Durante depoimento à Comissão Parlamentar Mista de Inquérito (CPMI) do INSS, a ex-integrante do Conselho Nacional de Previdência Social (CNPS) Tonia Galleti afirmou que, desde 2019, vem alertando autoridades do Ministério da Previdência e do INSS sobre fraudes em descontos associativos de aposentados e pensionistas. Ela contou que tomou conhecimento das irregularidades por meio de reclamações de associados do Sindicato Nacional dos Aposentados, Pensionistas e Idosos (Sindnapi).

“Eu já estava alertando desde 2019 essas ocorrências. Em todas as oportunidades, poderia ser em qualquer lugar: em reunião com o diretor de benefícios, presidente do INSS, com Ministério do Trabalho, da Previdência, onde eu tinha oportunidade eu dizia: ‘olha, como dizia Tancredo Neves, tem jabuti na árvore’”, disse. 

Segundo Tonia, muitos aposentados relataram que foram filiados a outras entidades sem autorização, descobrindo o problema apenas quando tentavam usar os serviços do sindicato. “Tudo começou com os sócios reclamando, não do sindicato, mas de que estavam sendo abordados por outras entidades. A pessoa ia utilizar a farmácia do Sindnapi e quando chegava lá ele não era mais sócio, ele estava filiado a outra instituição. Teve até diretor que deixou de ser sócio e foi para uma associação desconhecida e ele não assinou nada”, relatou. Ela disse ainda que, em 2023, pediu que o tema fosse discutido em reunião do conselho, mas isso não aconteceu. A Polícia Federal apurou que, entre 2019 e 2024, os descontos associativos em folha de pagamento cresceram 77 vezes, passando de 18,6 mil para 1,4 milhão.

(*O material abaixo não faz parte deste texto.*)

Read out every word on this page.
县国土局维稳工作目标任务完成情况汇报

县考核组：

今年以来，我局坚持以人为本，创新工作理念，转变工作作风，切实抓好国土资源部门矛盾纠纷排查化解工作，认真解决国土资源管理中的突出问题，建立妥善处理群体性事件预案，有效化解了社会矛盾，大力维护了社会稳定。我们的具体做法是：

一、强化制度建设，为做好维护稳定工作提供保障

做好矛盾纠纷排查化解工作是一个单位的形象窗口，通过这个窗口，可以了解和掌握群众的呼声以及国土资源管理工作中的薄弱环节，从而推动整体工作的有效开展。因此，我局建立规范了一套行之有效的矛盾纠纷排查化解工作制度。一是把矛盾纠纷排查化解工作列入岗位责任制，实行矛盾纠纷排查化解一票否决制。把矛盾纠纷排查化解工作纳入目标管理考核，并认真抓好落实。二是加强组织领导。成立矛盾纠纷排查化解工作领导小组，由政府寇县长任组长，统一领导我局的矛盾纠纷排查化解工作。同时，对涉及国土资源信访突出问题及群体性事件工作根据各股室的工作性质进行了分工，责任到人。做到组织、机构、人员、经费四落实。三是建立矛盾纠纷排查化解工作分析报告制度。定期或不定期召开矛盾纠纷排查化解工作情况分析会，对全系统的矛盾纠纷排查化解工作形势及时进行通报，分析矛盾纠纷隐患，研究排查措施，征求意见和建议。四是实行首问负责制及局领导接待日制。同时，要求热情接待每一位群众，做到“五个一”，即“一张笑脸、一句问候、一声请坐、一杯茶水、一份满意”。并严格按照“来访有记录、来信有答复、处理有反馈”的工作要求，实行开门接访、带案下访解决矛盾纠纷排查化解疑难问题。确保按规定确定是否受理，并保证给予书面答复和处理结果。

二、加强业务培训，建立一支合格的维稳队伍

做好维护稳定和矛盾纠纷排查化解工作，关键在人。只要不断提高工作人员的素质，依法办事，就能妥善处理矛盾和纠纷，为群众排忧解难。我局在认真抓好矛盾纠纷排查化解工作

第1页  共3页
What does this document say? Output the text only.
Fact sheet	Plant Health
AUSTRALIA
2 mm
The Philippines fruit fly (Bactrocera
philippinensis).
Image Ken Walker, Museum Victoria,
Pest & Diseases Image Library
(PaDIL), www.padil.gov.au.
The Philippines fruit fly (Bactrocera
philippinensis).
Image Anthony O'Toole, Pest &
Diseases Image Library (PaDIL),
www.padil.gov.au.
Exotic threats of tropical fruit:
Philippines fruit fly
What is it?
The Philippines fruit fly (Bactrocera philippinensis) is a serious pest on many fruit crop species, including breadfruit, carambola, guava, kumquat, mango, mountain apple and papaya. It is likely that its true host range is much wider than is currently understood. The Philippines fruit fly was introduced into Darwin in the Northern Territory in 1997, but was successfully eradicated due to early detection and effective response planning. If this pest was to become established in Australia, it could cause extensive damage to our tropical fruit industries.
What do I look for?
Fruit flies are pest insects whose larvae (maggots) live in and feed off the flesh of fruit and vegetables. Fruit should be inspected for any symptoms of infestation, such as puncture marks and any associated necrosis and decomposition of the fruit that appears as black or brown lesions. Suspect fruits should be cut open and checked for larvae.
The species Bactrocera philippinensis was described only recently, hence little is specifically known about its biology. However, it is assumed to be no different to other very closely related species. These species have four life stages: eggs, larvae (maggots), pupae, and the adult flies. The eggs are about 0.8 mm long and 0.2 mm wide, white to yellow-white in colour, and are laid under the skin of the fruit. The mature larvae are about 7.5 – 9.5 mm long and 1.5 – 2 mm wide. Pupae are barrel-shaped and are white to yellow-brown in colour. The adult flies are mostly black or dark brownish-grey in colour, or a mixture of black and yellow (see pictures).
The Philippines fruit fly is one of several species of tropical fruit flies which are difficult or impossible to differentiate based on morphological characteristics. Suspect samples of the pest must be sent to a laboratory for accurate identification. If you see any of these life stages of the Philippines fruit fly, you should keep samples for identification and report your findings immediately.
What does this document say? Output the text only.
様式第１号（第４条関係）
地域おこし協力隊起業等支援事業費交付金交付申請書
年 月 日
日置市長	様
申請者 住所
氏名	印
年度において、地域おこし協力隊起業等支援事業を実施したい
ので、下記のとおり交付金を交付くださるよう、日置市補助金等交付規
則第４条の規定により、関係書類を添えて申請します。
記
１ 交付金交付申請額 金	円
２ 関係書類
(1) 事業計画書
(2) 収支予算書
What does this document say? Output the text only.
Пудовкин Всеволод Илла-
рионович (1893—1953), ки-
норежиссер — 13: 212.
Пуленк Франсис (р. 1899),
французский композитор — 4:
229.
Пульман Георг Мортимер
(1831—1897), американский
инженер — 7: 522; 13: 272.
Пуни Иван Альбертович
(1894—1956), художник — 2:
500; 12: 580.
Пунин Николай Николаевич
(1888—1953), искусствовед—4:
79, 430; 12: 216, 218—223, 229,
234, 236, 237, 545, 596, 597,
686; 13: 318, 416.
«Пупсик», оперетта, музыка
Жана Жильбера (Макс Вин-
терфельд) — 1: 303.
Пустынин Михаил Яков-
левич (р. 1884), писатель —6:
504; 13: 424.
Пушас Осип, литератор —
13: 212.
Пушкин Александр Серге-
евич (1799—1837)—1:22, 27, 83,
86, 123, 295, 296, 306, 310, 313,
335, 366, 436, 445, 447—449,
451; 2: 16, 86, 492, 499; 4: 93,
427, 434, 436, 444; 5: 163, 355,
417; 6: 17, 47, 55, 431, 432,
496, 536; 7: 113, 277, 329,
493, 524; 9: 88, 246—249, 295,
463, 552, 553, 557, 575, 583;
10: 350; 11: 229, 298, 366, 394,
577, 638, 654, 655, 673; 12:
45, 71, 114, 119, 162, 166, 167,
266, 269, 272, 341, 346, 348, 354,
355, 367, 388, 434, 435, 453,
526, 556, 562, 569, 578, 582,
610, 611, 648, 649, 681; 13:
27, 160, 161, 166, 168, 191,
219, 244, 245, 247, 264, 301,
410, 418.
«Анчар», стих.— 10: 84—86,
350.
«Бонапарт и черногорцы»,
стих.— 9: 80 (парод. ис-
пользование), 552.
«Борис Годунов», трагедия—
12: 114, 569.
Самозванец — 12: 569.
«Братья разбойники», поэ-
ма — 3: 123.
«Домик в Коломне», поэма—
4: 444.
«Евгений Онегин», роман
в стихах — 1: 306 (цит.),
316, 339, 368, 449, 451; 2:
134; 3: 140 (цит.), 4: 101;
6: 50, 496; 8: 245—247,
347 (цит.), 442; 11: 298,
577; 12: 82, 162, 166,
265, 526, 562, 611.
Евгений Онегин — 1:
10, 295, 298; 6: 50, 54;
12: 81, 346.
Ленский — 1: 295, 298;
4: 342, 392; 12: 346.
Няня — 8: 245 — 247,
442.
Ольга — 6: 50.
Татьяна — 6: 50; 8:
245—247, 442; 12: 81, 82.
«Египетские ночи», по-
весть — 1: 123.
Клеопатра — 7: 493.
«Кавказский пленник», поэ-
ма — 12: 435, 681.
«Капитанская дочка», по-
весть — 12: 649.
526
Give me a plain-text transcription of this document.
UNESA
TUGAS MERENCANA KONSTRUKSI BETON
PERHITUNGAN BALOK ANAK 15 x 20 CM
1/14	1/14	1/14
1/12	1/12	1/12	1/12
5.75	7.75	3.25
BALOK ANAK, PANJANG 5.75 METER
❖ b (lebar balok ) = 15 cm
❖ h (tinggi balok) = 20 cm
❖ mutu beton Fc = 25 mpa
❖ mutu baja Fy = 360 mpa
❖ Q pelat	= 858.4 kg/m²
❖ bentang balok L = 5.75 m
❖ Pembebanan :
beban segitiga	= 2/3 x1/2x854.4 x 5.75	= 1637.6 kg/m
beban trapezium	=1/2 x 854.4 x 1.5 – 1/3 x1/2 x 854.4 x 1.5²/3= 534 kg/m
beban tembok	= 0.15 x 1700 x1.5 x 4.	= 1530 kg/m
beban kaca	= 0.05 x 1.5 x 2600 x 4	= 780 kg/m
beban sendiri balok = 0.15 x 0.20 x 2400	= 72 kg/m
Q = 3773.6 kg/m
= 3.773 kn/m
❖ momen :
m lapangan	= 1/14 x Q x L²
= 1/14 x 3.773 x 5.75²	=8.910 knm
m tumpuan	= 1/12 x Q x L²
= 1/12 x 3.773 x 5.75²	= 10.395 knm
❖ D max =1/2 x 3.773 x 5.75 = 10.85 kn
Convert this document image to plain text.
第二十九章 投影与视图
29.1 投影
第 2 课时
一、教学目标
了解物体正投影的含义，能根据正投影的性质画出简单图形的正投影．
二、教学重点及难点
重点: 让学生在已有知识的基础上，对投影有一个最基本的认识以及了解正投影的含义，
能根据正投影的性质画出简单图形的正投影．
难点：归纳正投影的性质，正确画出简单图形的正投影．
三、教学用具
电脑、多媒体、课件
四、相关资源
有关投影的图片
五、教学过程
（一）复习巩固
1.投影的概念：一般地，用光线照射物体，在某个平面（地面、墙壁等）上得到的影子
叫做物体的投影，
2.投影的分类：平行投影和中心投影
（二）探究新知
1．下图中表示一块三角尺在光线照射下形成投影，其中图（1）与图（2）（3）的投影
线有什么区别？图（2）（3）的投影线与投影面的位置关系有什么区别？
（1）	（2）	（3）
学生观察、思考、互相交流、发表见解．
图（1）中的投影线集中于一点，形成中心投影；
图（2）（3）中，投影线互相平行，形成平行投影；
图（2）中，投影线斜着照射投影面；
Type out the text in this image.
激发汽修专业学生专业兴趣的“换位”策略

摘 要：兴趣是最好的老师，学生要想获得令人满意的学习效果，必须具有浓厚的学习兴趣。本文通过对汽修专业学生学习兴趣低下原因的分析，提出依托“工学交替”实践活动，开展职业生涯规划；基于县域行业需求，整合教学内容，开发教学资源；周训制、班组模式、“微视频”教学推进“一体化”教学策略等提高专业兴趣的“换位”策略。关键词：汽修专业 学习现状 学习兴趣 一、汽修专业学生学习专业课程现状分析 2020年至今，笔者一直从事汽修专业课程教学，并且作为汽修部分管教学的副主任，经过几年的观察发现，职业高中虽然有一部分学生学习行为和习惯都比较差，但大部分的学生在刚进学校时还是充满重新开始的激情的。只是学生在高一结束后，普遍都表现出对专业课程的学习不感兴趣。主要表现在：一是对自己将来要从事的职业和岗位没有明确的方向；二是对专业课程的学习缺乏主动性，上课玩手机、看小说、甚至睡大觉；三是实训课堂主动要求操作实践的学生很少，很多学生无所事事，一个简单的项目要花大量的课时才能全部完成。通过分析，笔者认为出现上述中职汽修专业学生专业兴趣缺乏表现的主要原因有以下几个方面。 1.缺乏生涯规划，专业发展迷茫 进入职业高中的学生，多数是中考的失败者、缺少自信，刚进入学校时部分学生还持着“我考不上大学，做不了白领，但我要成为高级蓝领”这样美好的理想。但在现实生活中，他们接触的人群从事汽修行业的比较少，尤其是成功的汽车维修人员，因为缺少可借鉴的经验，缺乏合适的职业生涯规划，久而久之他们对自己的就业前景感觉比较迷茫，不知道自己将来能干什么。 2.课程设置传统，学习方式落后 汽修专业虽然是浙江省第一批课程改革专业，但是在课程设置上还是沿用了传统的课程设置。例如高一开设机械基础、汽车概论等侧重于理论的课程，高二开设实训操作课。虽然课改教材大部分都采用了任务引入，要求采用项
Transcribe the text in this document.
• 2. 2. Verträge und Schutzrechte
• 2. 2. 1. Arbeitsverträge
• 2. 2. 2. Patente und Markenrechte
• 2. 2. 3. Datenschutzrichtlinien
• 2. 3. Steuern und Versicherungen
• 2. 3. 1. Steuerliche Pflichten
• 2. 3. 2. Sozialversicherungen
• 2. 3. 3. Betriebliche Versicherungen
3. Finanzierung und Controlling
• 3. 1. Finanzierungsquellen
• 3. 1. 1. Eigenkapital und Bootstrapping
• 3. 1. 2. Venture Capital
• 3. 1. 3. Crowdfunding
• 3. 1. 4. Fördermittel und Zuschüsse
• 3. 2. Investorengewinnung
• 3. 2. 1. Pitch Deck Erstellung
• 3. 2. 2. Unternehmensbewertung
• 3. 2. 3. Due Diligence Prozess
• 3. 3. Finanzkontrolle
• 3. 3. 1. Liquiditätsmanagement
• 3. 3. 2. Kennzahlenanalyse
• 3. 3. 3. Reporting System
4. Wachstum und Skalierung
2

O relator da CPMI, deputado Alfredo Gaspar (União-AL), questionou o crescimento do número de associados do Sindnapi após a parceria com a corretora CMG, ligada ao Banco BMG, iniciada em 2019. Segundo ele, os descontos automáticos aumentaram rapidamente e a entidade teria arrecadado cerca de R$ 600 milhões. “O sindicato estava estagnado, perdendo filiados e procuraram uma metodologia para inverter essa curva. Aí a vida do Sindnapi se encontrou com a vida do BMG... De 2008 até 2020 temos um parâmetro muito similar de descontos associativos. Aí em 2020 ele começa a crescer num ritmo alucinado, sai de 145 mil associados para 366 mil em 2023”, afirmou Gaspar. Tonia negou qualquer fraude. “O sindicato vive de mensalidade associativa. O sindicato nunca fraudou fichas ou documentos de aposentados ou de pensionistas para ter esses sócios dentro do sindicato”, respondeu.

Tonia também foi questionada sobre repasses a familiares, que, segundo o relator, teriam recebido mais de R$ 20 milhões por meio de consultorias prestadas ao sindicato. Ela rebateu dizendo que os serviços foram realizados de forma legítima e criticou a tentativa de desmoralizá-la. “Vocês estão matando o mensageiro... tiram do cidadão a coragem de denunciar a corrupção. Vocês colocam não sei quantos milhões, mas a minha família trabalhou. Trabalhava dez, onze horas por dia. Fico muito indignada de verdade quando querem jogar sobre mim a pecha de que sou safada, ladra, de que eu roubei. Eu não vou admitir”, afirmou. Um habeas corpus concedido pelo ministro Alexandre de Moraes, do Supremo Tribunal Federal (STF), garantiu a Tonia o direito de não responder a perguntas que pudessem incriminá-la. Na mesma sessão, também estava previsto o depoimento de Felipe Macedo Gomes, ex-presidente da Amar Brasil Clube de Benefícios, investigado por um esquema que teria movimentado R$ 1,1 bilhão em descontos indevidos no INSS entre 2022 e 2024.